Before the App Stores
Like Brent Simmons, I remember buying software online over a decade prior to the App Stores, although I was at the consuming end and he the producing end.
We shipped NetNewsWire 1.0, an RSS reader for Mac OS X, in 2003 and sold it over the web for $39.95. There were no boxes and no printed manuals — there was nothing physical at all. This situation was, at that time, completely unremarkable: it was expected.
We used a service called Kagi for the storefront and credit card processing. Kagi had been around since the ’90s, and it was well-known and trusted by the Mac community. Setting up our account and store was pretty simple — simple enough that I forget most of the details.
Part of how it worked was that we had to upload a text file to Kagi’s system, a file with license keys their system would give out one by one. I wrote a script to generate that file, and I wrote code in the app to validate a license key. I also had to create a small window where a user would enter their license code.
This meant there was some work, yes, but it was nothing compared to what you have to do to sell on the App Store.
I remember Kagi, and there were many other similar services around the globe. It wasn’t always completely smooth — credit card processing would occasionally hit a snag and fail, possibly because it saw transactions as possible fraud, or was just having a bad day, and licence keys might take a while to reach you or not show up at all — but overall it worked.
And — importantly — Kagi’s fee was something like 5%. (Update a little later: evidence suggests I may be misremembering: it could have been more like 10%.)
Even more importantly: Kagi didn’t review our app. I suppose, if we had been selling something egregious in some way, they might have learned of it and cut us off. But that’s a standard business relationship. Kagi was not a gatekeeper.

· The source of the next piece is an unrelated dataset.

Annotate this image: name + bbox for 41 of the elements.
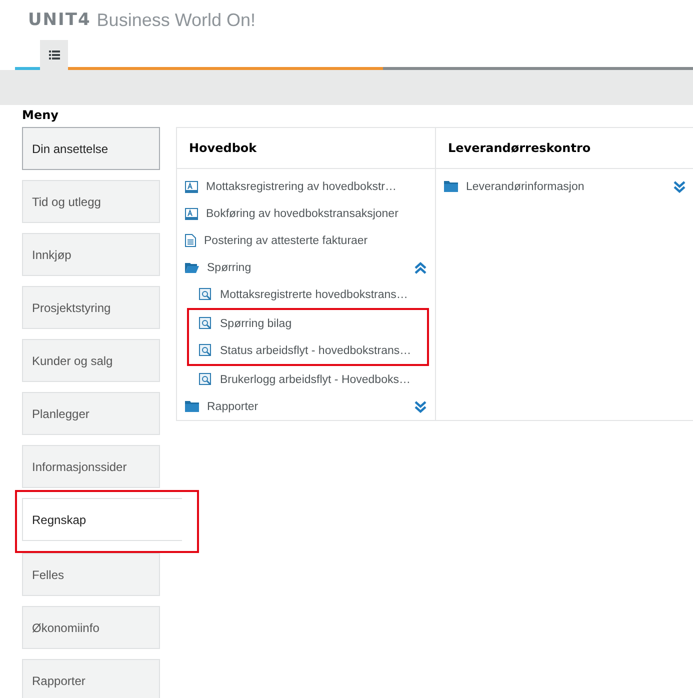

Kagi didn’t promote our app, either. It wasn’t their job — it was ours. They provided a storefront and trusted credit card handling, and that was all we wanted, and it was great.
And there were plenty of sites out there where new software could be promoted, notably the venerable Tucows (RIP).
The App Stores exist not to replace real-world retail for software — that was already in decline, as Brent mentions — or to make the purchase process ‘safer’, which it has never achieved. They exist to exert control over both developers and consumers.